Essendon Gazette and Keilor, Bulla and Broadmeadows Reporter (Moonee Ponds,Vic. 1888-1900), Thursday 22 February 1900, page 3
Essendon Police Court.
MONDAY, 19IH FEBRUARY. Before Messrs. Davies, Hollick and Wilson, J's.P. LICENSING PROSECUTION
Sub-inspector Irvine charged Alice Mogan, of the Cross Keys Hotel, North Essendon, with having the bar door open on Sunday.
Mr McFarlane appeared for defendant, who he said was too unwell to attend. He produced a doctor's certificate and pleaded not guilty.
Sub-inspector Irvine, who prosecuted, said he would like an adjournment unless Mr McFarlane would plead guilt as he did not like ex parte cases.
The bench decided to go on.
Senior-constable Hickey of Collingwood,-gave evidence, on Sunday, 4th inst. he visited defendant's hotel, at North Essendon, at 10 30 a.m., and saw the bar door open and five glasses on the counter. Subsequently at 12.30 he called again, and found the same door open and two extra glasses and a syphon on the counter. The licensee's: daughter was in the parlour with a man from Essendon.
To Mr. McFarlane: On his first visit he went all round the rooms. Went to the north end of the house to a bedroom behind the bar, and found Mrs. Morgan with her daughter. Went through the bedroom to a door leading to the bar, which was open. It was secured by a small bolt. He could not say Sunday trading was carried on through Mrs. Morgan's bedroom, but it might have been through another door.
To Sub-inspector Irviue: The licensee's daughter could have carried drinks through Mrs. Morgan's bedroom to another room.
Re-examined by Mr. McFarlane: There were no signs of Sunday tradings in the parlours. Constable Roxby, who was with Sergeant Hickey on the date named, corroborated.
To Mr. McFarlane: Last witness did not insist upon going through the bedroom. The senior-constable remarked he was being delayed.
To Sub Inspector Irvine: They did not know there was a sick lady in the bedroom in question, which had been a bar parlour.
For the defence Mr. McFarlane said he would prove the room had been used as a bedroom for the past two years. The offence was only a technical one, as the bar door, which was not used as such was only secured with a bolt instead of a lock, as provided by the Act.
Agnes Morgan gave evidence she was daughter of defendant. On Sunday, 4th, the two constables came at 10.30 by the front door, where a girl admitted them and they knocked at her mother's door, who was dressing at the time. They camc in and went to the bar door leading from the bedroom, which had a button on it, and opened the door going into the bar. There were some glasses on the counter but they had been used the previous night. There had been no Sunday trading that day.
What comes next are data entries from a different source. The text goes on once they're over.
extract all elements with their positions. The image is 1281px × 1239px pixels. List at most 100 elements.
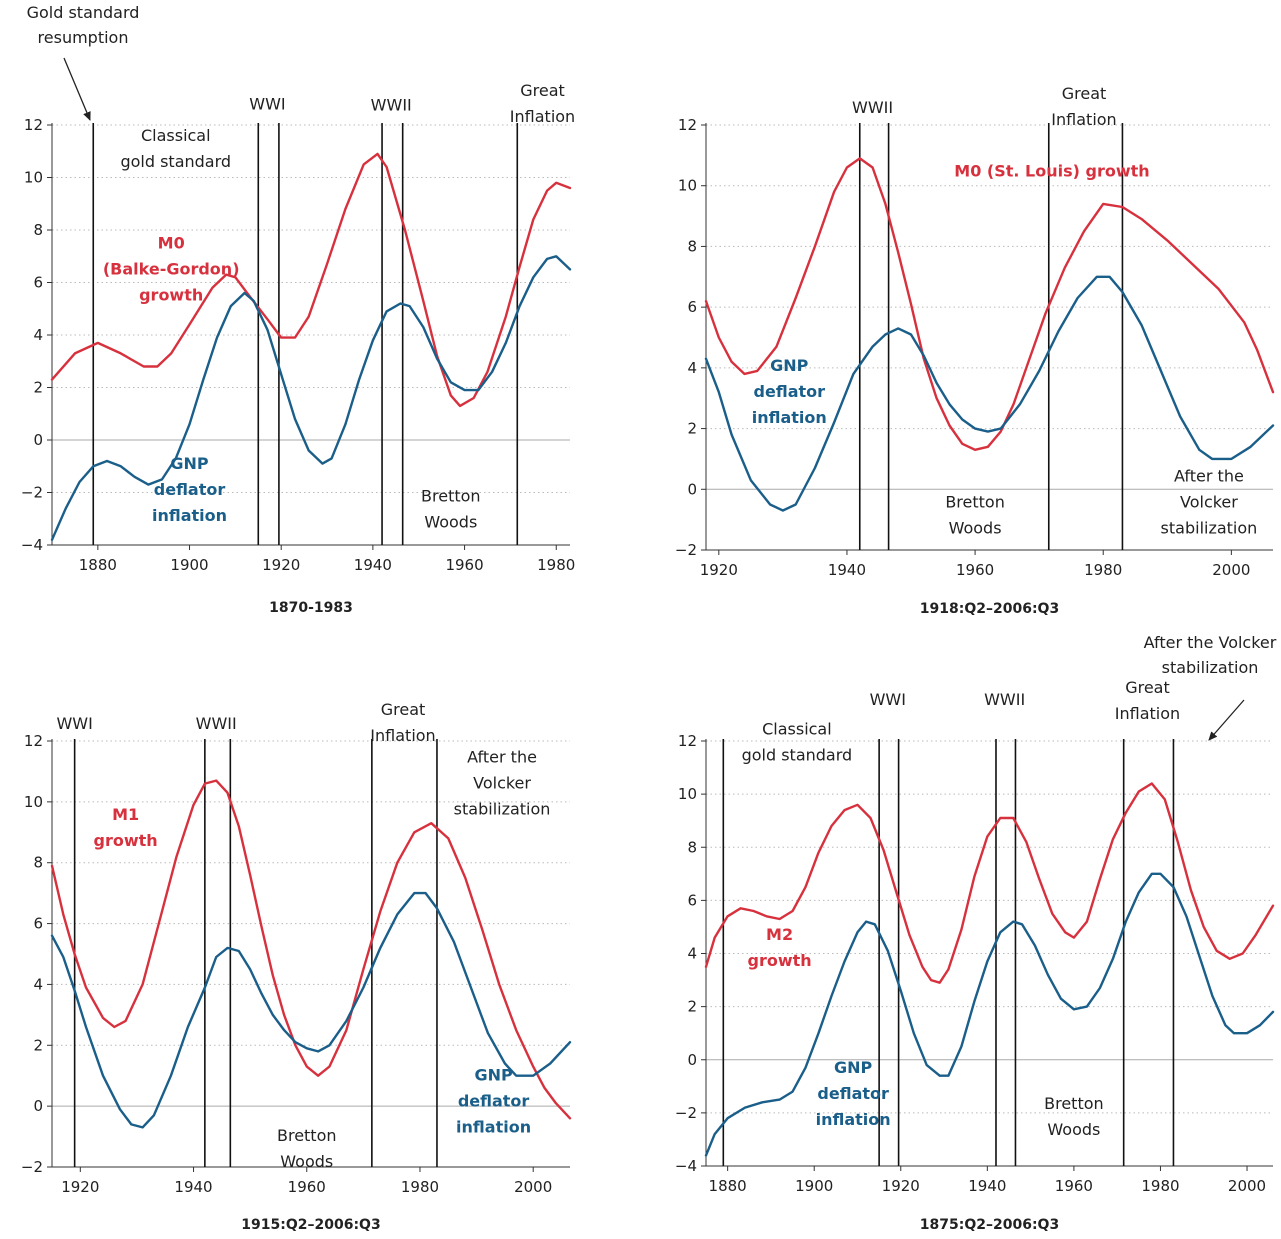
x-tick-label: 1940 [354, 556, 392, 574]
annotation-label-line: gold standard [120, 152, 231, 171]
annotation-arrow [1208, 699, 1245, 741]
x-tick-label: 1880 [709, 1177, 747, 1195]
y-tick-label: 0 [687, 1051, 697, 1069]
y-tick-label: 0 [687, 480, 697, 498]
series-label-money-line: M1 [112, 805, 139, 824]
annotation-label-line: Woods [949, 519, 1002, 538]
x-tick-label: 1960 [288, 1178, 326, 1196]
x-tick-label: 1920 [262, 556, 300, 574]
chart-panel-1875-2006: −4 −2 0 2 4 6 8 10 12 1880 1900 1920 1940 1960 1980 200… [675, 633, 1277, 1233]
annotation-label-line: Bretton [277, 1126, 337, 1145]
y-tick-label: 10 [24, 169, 43, 187]
y-tick-label: 6 [687, 298, 697, 316]
annotation-label: After the Volcker stabilization [454, 747, 551, 818]
y-tick-label: 8 [687, 838, 697, 856]
series-label-money-line: M0 [158, 233, 185, 252]
y-tick-label: −2 [21, 484, 43, 502]
panel-title: 1870-1983 [269, 600, 353, 616]
series-label-money: M0 (Balke-Gordon) growth [103, 233, 240, 304]
annotation-label-line: Great [381, 700, 426, 719]
annotation-label-line: After the [467, 747, 537, 766]
series-line-money [704, 157, 1275, 451]
annotation-label-line: Woods [280, 1152, 333, 1171]
x-tick-label: 1960 [1055, 1177, 1093, 1195]
y-tick-label: 4 [33, 975, 43, 993]
y-tick-label: 4 [687, 359, 697, 377]
annotation-label-line: Classical [141, 126, 211, 145]
series-label-deflator-line: GNP [474, 1065, 513, 1084]
y-tick-label: 0 [33, 431, 43, 449]
x-tick-label: 1920 [700, 561, 738, 579]
series-label-deflator-line: GNP [770, 356, 809, 375]
annotation-label-line: WWII [196, 714, 237, 733]
arrow-annotation-label-line: stabilization [1162, 658, 1259, 677]
series-label-money-line: M2 [766, 925, 793, 944]
arrow-annotation-label-line: After the Volcker [1144, 633, 1277, 652]
annotation-label-line: After the [1174, 467, 1244, 486]
annotation-label: Great Inflation [1115, 678, 1180, 723]
annotation-label-line: Woods [1047, 1120, 1100, 1139]
y-tick-label: −2 [675, 1104, 697, 1122]
x-tick-label: 1900 [170, 556, 208, 574]
y-tick-label: 6 [33, 274, 43, 292]
annotation-label: Classical gold standard [742, 719, 853, 764]
x-tick-label: 1980 [1084, 561, 1122, 579]
chart-panel-1870-1983: −4 −2 0 2 4 6 8 10 12 1880 1900 1920 1940 1960 1980 M0 (… [21, 3, 575, 616]
annotation-label: Bretton Woods [945, 493, 1005, 538]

To Sub-inspector Irvine: The beer glasses were there from Saturday night. The bottle of gin, which was not there on the first occasion, and the two empty glasses and syphon on she could not say for what time they were there.
Mary Daly, an emloyé of the defendant, admitted the constables and told them the licensee was ill in bed. The had previously tried the bar door, which was locked. They then went to Mrs. Morgan's bedroom and opened the door going through. When they came the second time the bar door was fastened with a lock. The door had fallen, therefore from the outside it appeared to be open.
To Sub-Inspector Irvine: The door was locked on the second occation the police came. She locked it herself, and had the key in her pocket. Mr McFarlane said the offence was merely a technical one, and after hearing the evidence he hoped the bench, if they did fine, would recommend a remission of the penalty.
A fine of £5 was imposed, with 7s. 10d. costs.
Two months later on 30th of April 1900, Agnes Morgan, youngest daughter of Alice Morgan, the Licensee, died at the Hotel. According to the death certificate signed by Dr. Sutherland cause of death was Multiple Neuritis for 10 weeks and Cardiac Syncope.
Another two months later on the 11th of June Alice Morgan lost her eldest son, Francis Edward Morgan to Phthisis Pulmonalis, later more commonly known as Tuberculosis, and exhaustion with duration of one year and signed by Dr Dickinson.